To continue teaching Grand Valley State University students how to help end sexual assault on campus, the Gayle R. Davis Center for Women and Gender Equity (CWGE) created Peer Education and Prevention (P.E.P.) Talks, a new and interactive bystander intervention training program.
The first public P.E.P. Talk will take place Tuesday, Oct. 17, in Room 2215/2216 of the Kirkhof Center. The 90-minute program will start at 8 p.m. and will be available to all GVSU students.
“I think sexual assault on college campuses is a huge problem in our society,” said Hannah Fiewig, a peer educator for P.E.P. Talks. “So, I think it’s important that we step up and talk about it. I want to teach people how they can stand up in those situations.”

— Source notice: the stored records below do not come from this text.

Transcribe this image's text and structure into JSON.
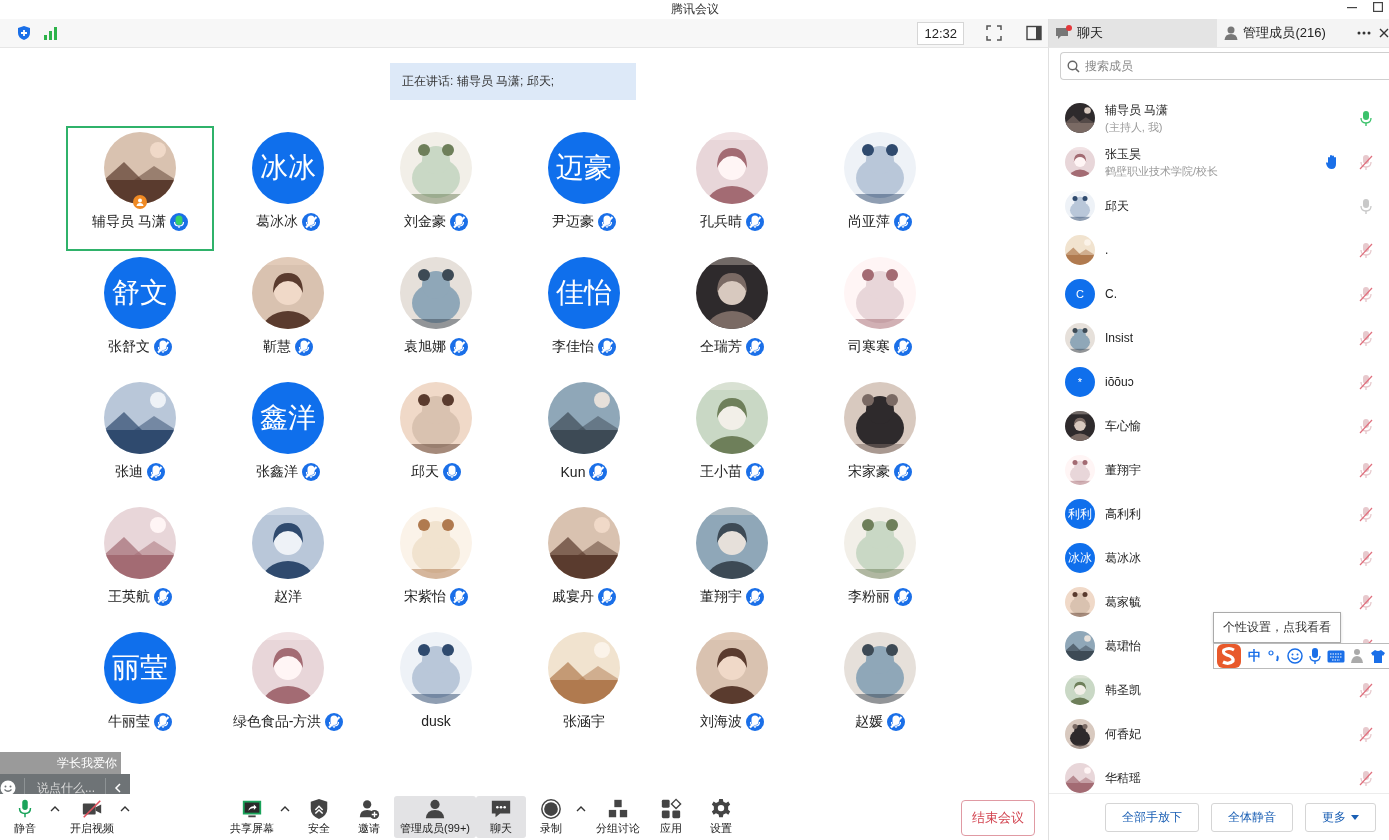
{
  "window": {
    "title": "腾讯会议"
  },
  "top_bar": {
    "time": "12:32"
  },
  "panel_tabs": [
    {
      "label": "聊天",
      "selected": true,
      "unread": true
    },
    {
      "label": "管理成员(216)",
      "selected": false
    }
  ],
  "speaking_banner": "正在讲话: 辅导员 马潇; 邱天;",
  "tiles": [
    {
      "name": "辅导员 马潇",
      "kind": "picture",
      "mic_shown": true,
      "speaking": true,
      "muted": false,
      "selected": true,
      "host": true
    },
    {
      "name": "葛冰冰",
      "kind": "letter",
      "initials": "冰冰",
      "mic_shown": true,
      "speaking": false,
      "muted": true,
      "selected": false,
      "host": false
    },
    {
      "name": "刘金豪",
      "kind": "picture",
      "mic_shown": true,
      "speaking": false,
      "muted": true,
      "selected": false,
      "host": false
    },
    {
      "name": "尹迈豪",
      "kind": "letter",
      "initials": "迈豪",
      "mic_shown": true,
      "speaking": false,
      "muted": true,
      "selected": false,
      "host": false
    },
    {
      "name": "孔兵晴",
      "kind": "picture",
      "mic_shown": true,
      "speaking": false,
      "muted": true,
      "selected": false,
      "host": false
    },
    {
      "name": "尚亚萍",
      "kind": "picture",
      "mic_shown": true,
      "speaking": false,
      "muted": true,
      "selected": false,
      "host": false
    },
    {
      "name": "张舒文",
      "kind": "letter",
      "initials": "舒文",
      "mic_shown": true,
      "speaking": false,
      "muted": true,
      "selected": false,
      "host": false
    },
    {
      "name": "靳慧",
      "kind": "picture",
      "mic_shown": true,
      "speaking": false,
      "muted": true,
      "selected": false,
      "host": false
    },
    {
      "name": "袁旭娜",
      "kind": "picture",
      "mic_shown": true,
      "speaking": false,
      "muted": true,
      "selected": false,
      "host": false
    },
    {
      "name": "李佳怡",
      "kind": "letter",
      "initials": "佳怡",
      "mic_shown": true,
      "speaking": false,
      "muted": true,
      "selected": false,
      "host": false
    },
    {
      "name": "仝瑞芳",
      "kind": "picture",
      "mic_shown": true,
      "speaking": false,
      "muted": true,
      "selected": false,
      "host": false
    },
    {
      "name": "司寒寒",
      "kind": "picture",
      "mic_shown": true,
      "speaking": false,
      "muted": true,
      "selected": false,
      "host": false
    },
    {
      "name": "张迪",
      "kind": "picture",
      "mic_shown": true,
      "speaking": false,
      "muted": true,
      "selected": false,
      "host": false
    },
    {
      "name": "张鑫洋",
      "kind": "letter",
      "initials": "鑫洋",
      "mic_shown": true,
      "speaking": false,
      "muted": true,
      "selected": false,
      "host": false
    },
    {
      "name": "邱天",
      "kind": "picture",
      "mic_shown": true,
      "speaking": false,
      "muted": false,
      "selected": false,
      "host": false
    },
    {
      "name": "Kun",
      "kind": "picture",
      "mic_shown": true,
      "speaking": false,
      "muted": true,
      "selected": false,
      "host": false
    },
    {
      "name": "王小苗",
      "kind": "picture",
      "mic_shown": true,
      "speaking": false,
      "muted": true,
      "selected": false,
      "host": false
    },
    {
      "name": "宋家豪",
      "kind": "picture",
      "mic_shown": true,
      "speaking": false,
      "muted": true,
      "selected": false,
      "host": false
    },
    {
      "name": "王英航",
      "kind": "picture",
      "mic_shown": true,
      "speaking": false,
      "muted": true,
      "selected": false,
      "host": false
    },
    {
      "name": "赵洋",
      "kind": "picture",
      "mic_shown": false,
      "selected": false,
      "host": false
    },
    {
      "name": "宋紫怡",
      "kind": "picture",
      "mic_shown": true,
      "speaking": false,
      "muted": true,
      "selected": false,
      "host": false
    },
    {
      "name": "戚宴丹",
      "kind": "picture",
      "mic_shown": true,
      "speaking": false,
      "muted": true,
      "selected": false,
      "host": false
    },
    {
      "name": "董翔宇",
      "kind": "picture",
      "mic_shown": true,
      "speaking": false,
      "muted": true,
      "selected": false,
      "host": false
    },
    {
      "name": "李粉丽",
      "kind": "picture",
      "mic_shown": true,
      "speaking": false,
      "muted": true,
      "selected": false,
      "host": false
    },
    {
      "name": "牛丽莹",
      "kind": "letter",
      "initials": "丽莹",
      "mic_shown": true,
      "speaking": false,
      "muted": true,
      "selected": false,
      "host": false
    },
    {
      "name": "绿色食品-方洪",
      "kind": "picture",
      "mic_shown": true,
      "speaking": false,
      "muted": true,
      "selected": false,
      "host": false
    },
    {
      "name": "dusk",
      "kind": "picture",
      "mic_shown": false,
      "selected": false,
      "host": false
    },
    {
      "name": "张涵宇",
      "kind": "picture",
      "mic_shown": false,
      "selected": false,
      "host": false
    },
    {
      "name": "刘海波",
      "kind": "picture",
      "mic_shown": true,
      "speaking": false,
      "muted": true,
      "selected": false,
      "host": false
    },
    {
      "name": "赵媛",
      "kind": "picture",
      "mic_shown": true,
      "speaking": false,
      "muted": true,
      "selected": false,
      "host": false
    }
  ],
  "chat_overlay": {
    "message": "学长我爱你",
    "placeholder": "说点什么..."
  },
  "toolbar": [
    {
      "label": "静音",
      "kind": "mic",
      "caret": true,
      "active": false
    },
    {
      "label": "开启视频",
      "kind": "video_off",
      "caret": true,
      "active": false
    },
    {
      "label": "共享屏幕",
      "kind": "share",
      "caret": true,
      "active": false
    },
    {
      "label": "安全",
      "kind": "shield",
      "caret": false,
      "active": false
    },
    {
      "label": "邀请",
      "kind": "invite",
      "caret": false,
      "active": false
    },
    {
      "label": "管理成员(99+)",
      "kind": "members",
      "caret": false,
      "active": true
    },
    {
      "label": "聊天",
      "kind": "chat",
      "caret": false,
      "active": true
    },
    {
      "label": "录制",
      "kind": "record",
      "caret": true,
      "active": false
    },
    {
      "label": "分组讨论",
      "kind": "breakout",
      "caret": false,
      "active": false
    },
    {
      "label": "应用",
      "kind": "apps",
      "caret": false,
      "active": false
    },
    {
      "label": "设置",
      "kind": "settings",
      "caret": false,
      "active": false
    }
  ],
  "end_button": "结束会议",
  "members": {
    "search_placeholder": "搜索成员",
    "list": [
      {
        "name": "辅导员 马潇",
        "subtitle": "(主持人, 我)",
        "kind": "picture",
        "speaking": true,
        "muted": false,
        "hand_raised": false
      },
      {
        "name": "张玉昊",
        "subtitle": "鹤壁职业技术学院/校长",
        "kind": "picture",
        "speaking": false,
        "muted": true,
        "hand_raised": true
      },
      {
        "name": "邱天",
        "kind": "picture",
        "speaking": false,
        "muted": false,
        "hand_raised": false
      },
      {
        "name": ".",
        "kind": "picture",
        "speaking": false,
        "muted": true,
        "hand_raised": false
      },
      {
        "name": "C.",
        "kind": "letter",
        "initials": "C",
        "speaking": false,
        "muted": true,
        "hand_raised": false
      },
      {
        "name": "Insist",
        "kind": "picture",
        "speaking": false,
        "muted": true,
        "hand_raised": false
      },
      {
        "name": "iŏŏuↄ",
        "kind": "letter",
        "initials": "*",
        "speaking": false,
        "muted": true,
        "hand_raised": false
      },
      {
        "name": "车心愉",
        "kind": "picture",
        "speaking": false,
        "muted": true,
        "hand_raised": false
      },
      {
        "name": "董翔宇",
        "kind": "picture",
        "speaking": false,
        "muted": true,
        "hand_raised": false
      },
      {
        "name": "高利利",
        "kind": "letter",
        "initials": "利利",
        "speaking": false,
        "muted": true,
        "hand_raised": false
      },
      {
        "name": "葛冰冰",
        "kind": "letter",
        "initials": "冰冰",
        "speaking": false,
        "muted": true,
        "hand_raised": false
      },
      {
        "name": "葛家毓",
        "kind": "picture",
        "speaking": false,
        "muted": true,
        "hand_raised": false
      },
      {
        "name": "葛珺怡",
        "kind": "picture",
        "speaking": false,
        "muted": true,
        "hand_raised": false
      },
      {
        "name": "韩圣凯",
        "kind": "picture",
        "speaking": false,
        "muted": true,
        "hand_raised": false
      },
      {
        "name": "何香妃",
        "kind": "picture",
        "speaking": false,
        "muted": true,
        "hand_raised": false
      },
      {
        "name": "华秸瑶",
        "kind": "picture",
        "speaking": false,
        "muted": true,
        "hand_raised": false
      }
    ],
    "buttons": [
      "全部手放下",
      "全体静音",
      "更多"
    ]
  },
  "ime_bar": {
    "tooltip": "个性设置，点我看看",
    "mode": "中"
  }
}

At the event, two co-presenters will direct a conversation to teach people how to intervene in situations where sexual assault or harassment may occur. The discussion will center on information such as the definitions of active bystanders, rape culture and empathy.
The goal of this interactive event is to equip attendees with facts and tools to handle potentially harmful situations. The talk will address informational statistics and case studies while also incorporating group participation through questions, scenarios and skill-building exercises.
P.E.P Talks takes a different approach to discussing consent and bystander intervention than other programs, as college students are teaching other students.
“Students are more receptive to their peers talking to them,” said Krystal Diel, the campus sexual assault grant graduate assistant at the CWGE. “It makes it more personable and helps students be more receptive to the message.”
Fiewig said it is easier for peer educators to reach out to students while they are explaining sexual assault and violence prevention techniques.
“I can connect better with them and see it from their level because I am on that same level,” she said.
The CWGE applied for the Campus Sexual Assault Grant Program, and GVSU was awarded $33,454 by the state of Michigan for the 2016-17 application period.
After receiving the state grant funds, the CWGE developed P.E.P. Talks and hired peer educators. The selected GVSU students were then trained with a model from the national curriculum “Bringing in the Bystander.”
“I think it’s a very important program to have because, at the end of the day, the responsibility falls on all of us to protect … each other,” Diel said. “One of the biggest ways we can get involved is by intervening before sexual assault can occur.”
Since the beginning of the fall semester, more than four P.E.P. Talks have been given to student organizations, Greek life and on-campus housing. The presentations are typically held by request for specific groups, but there will be a few events where anyone who is interested may attend.
P.E.P. Talks are LIB 100- and 201-approved.